The publication is a demonstration of responsibility. The artists sense that they’re making an important intervention – not just pretty pictures. Sargent mentions a comment made by Stephen Tayo, that he wanted to make images because he never had photographs of himself as a child – and therefore felt the need to make sure other young Nigerians had visuals that reflected them and their lives. In his introductory essay, he picks out a comment by Nadine Ijewere, in which she states: “As a girl, I never identified with anyone in the pages of magazines. Now, we’re sending a message that everyone is welcome in fashion. There are so many different types of beauty in the world. Let’s celebrate them all!”

Sargent also points out that the photographers he’s selected for The New Black Vanguard have many other concerns – very contemporary associations with gender, sexuality, power and identity. Jamal Nxedlana’s practice, for example, engages with LGTBQ+ communities, whilst Quil Lemons’ Glitterboy reflects concerns with gender via models who identify as straight, queer and everything in between. Renell Medrano, meanwhile, shows women who “take up space,” instead of conforming to tropes of gentle, self-effacing femininity more familiar from fashion and society’s mainstream.

Micaiah Carter is quoted in the book as saying, “Blackness can get pigeon-holed into a one-dimensional viewpoint, but in reality, it is as diverse as the galaxies.” Whilst Sargent has drawn together The New Black Vanguard as a group – a kind of collective showcase – he also hopes to emphasise the artists’ individual concerns, giving each name an individual introduction and an extensive portfolio of images in their own right. “Take someone like Jamal Nxedlana in South Africa or Tyler Mitchell in the USA – Tyler is interested in southern black youth often not represented in images of America; Jamal is talking in the context of magazines which, under Apartheid, under-represented images of blackness in a majority black country. If you put their images next to each other, one of the things that emerges is that they are totally different people.

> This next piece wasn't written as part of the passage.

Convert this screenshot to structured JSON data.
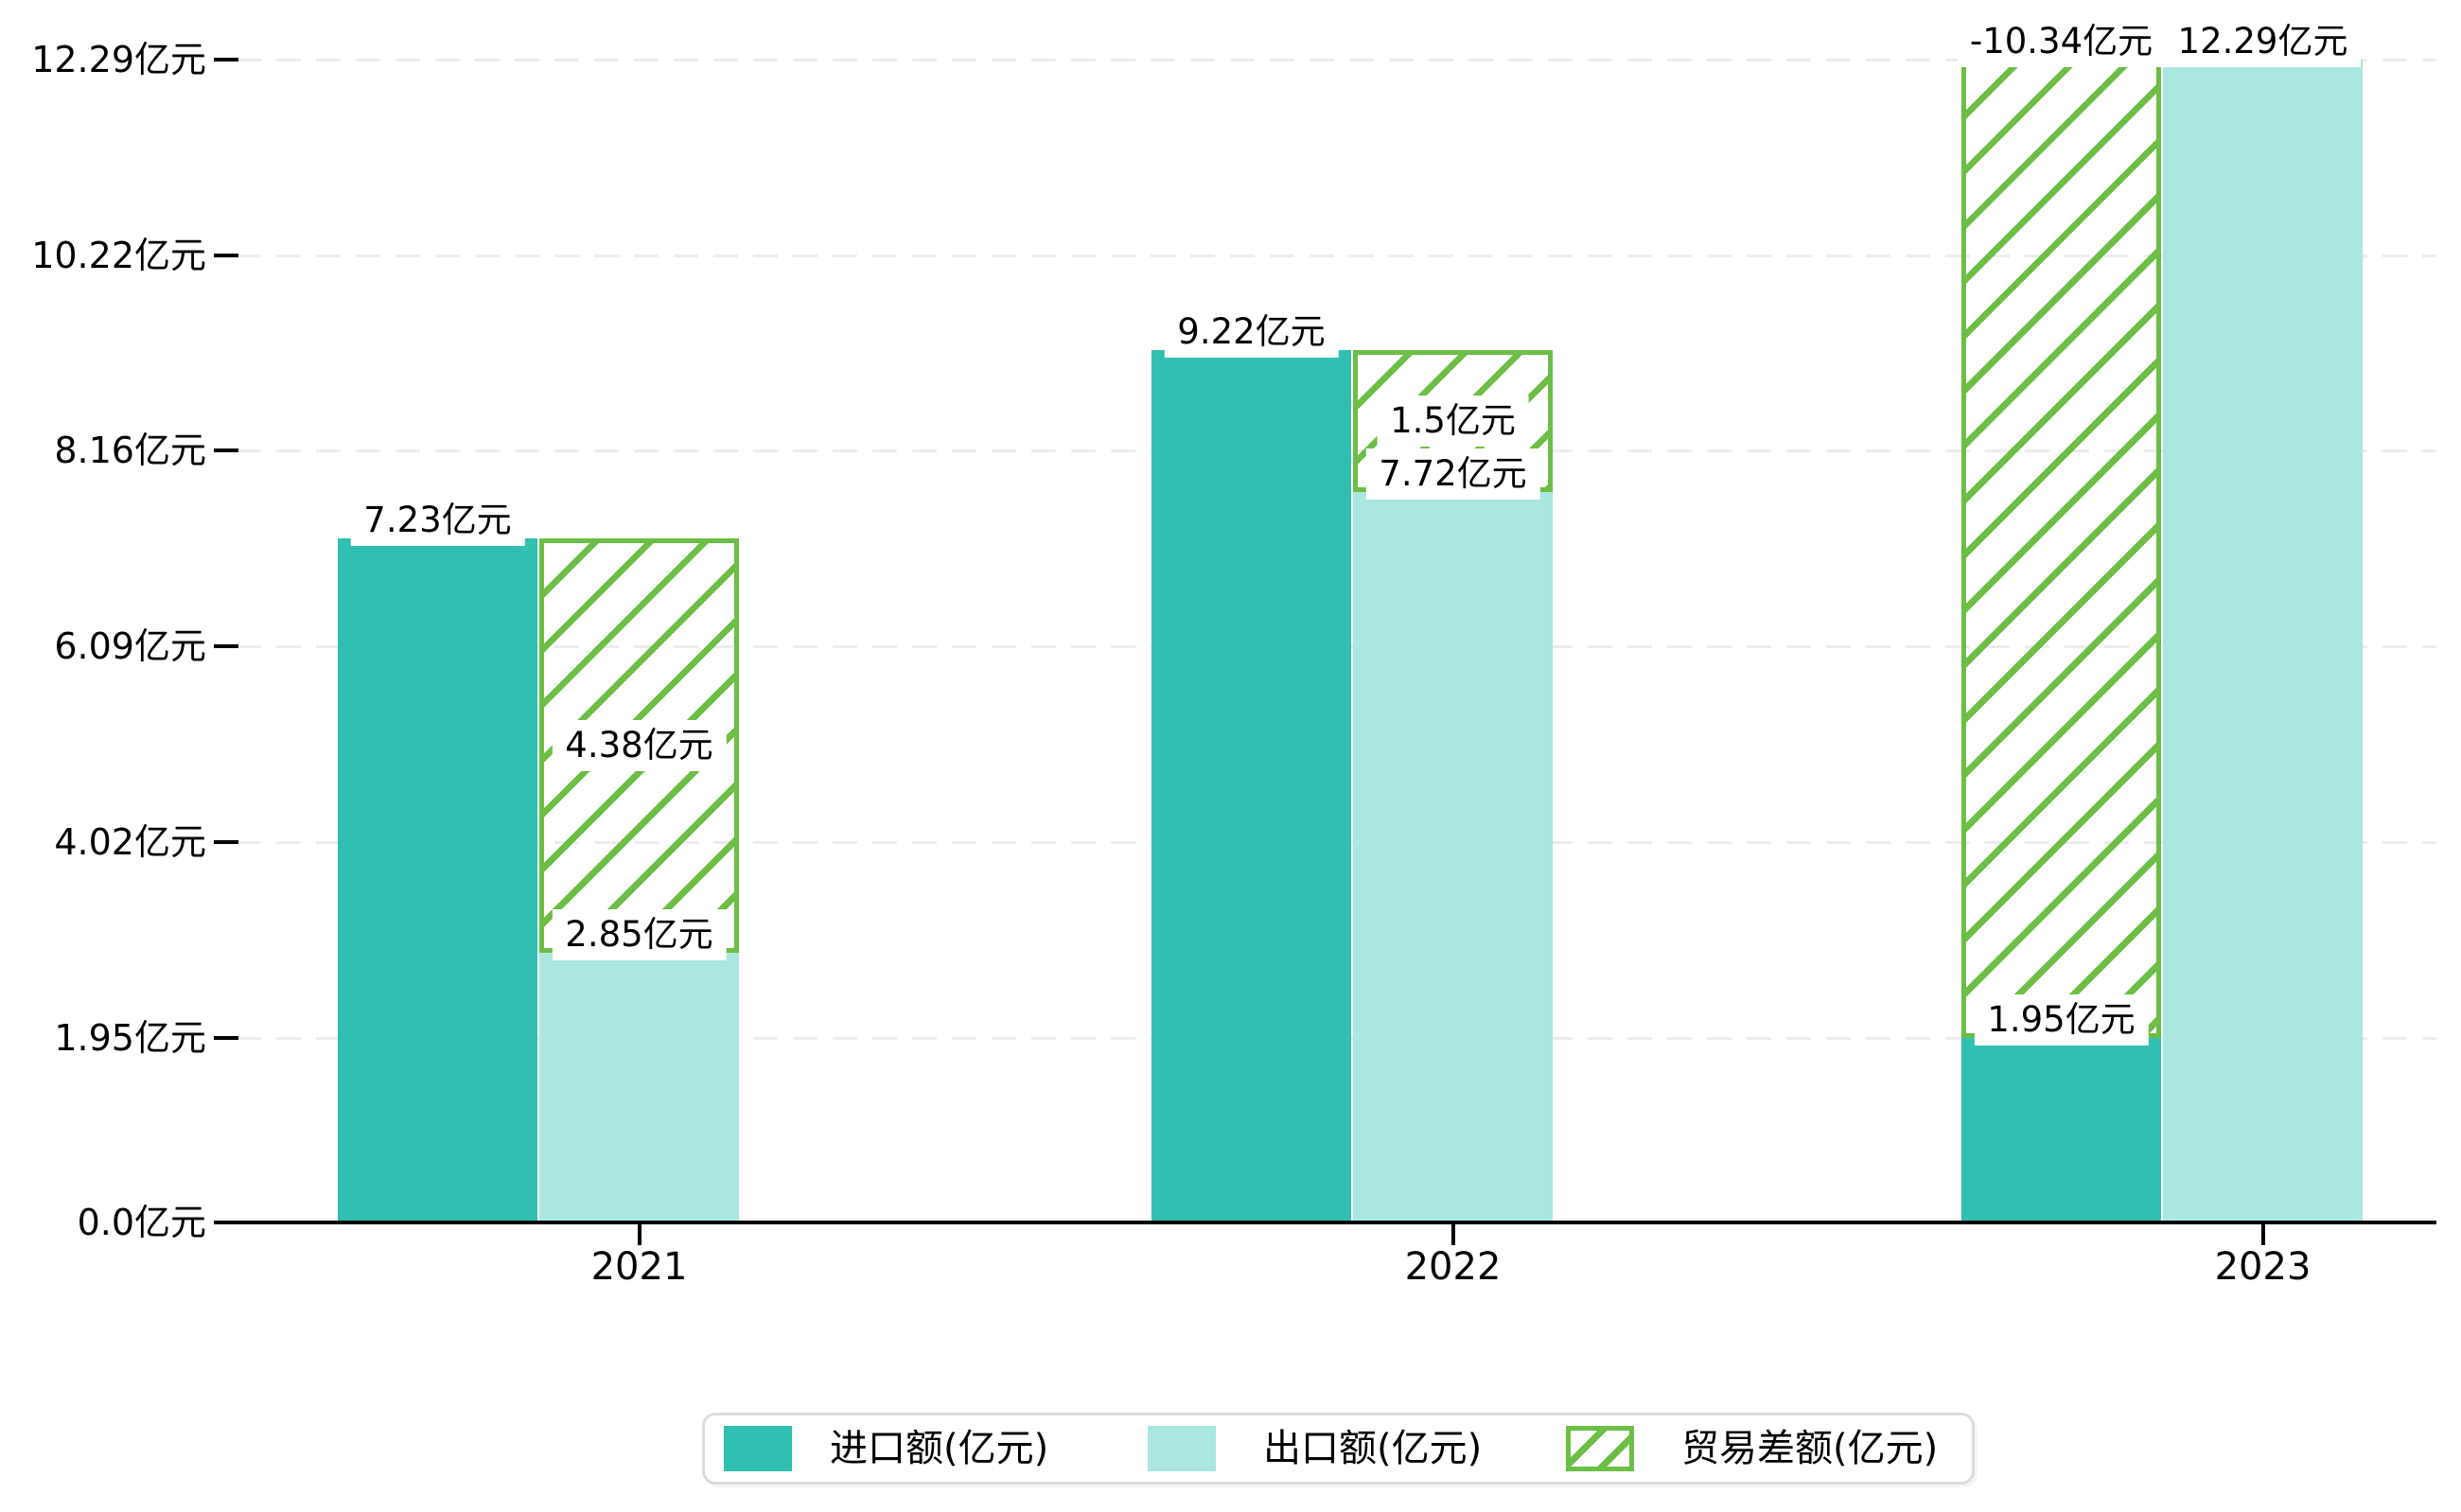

It’s important to acknowledge race, but it’s also important to address other concerns.”

And in doing so, he adds, The New Black Vanguard is “recording and imagining and revealing new ideas around power, gender, identity and fashion” – ideas which are relevant to all human beings regardless of their background or skin tone. “In that sense I’d say this work also invites other people to view or see the universality of blackness,” he concludes. “So, if you look in these images and see them only in terms of colour, you’re missing a fundamental shift, and a fundamental generosity from these photographers.”

Diane Smyth

The New Black Vanguard is published by Aperture.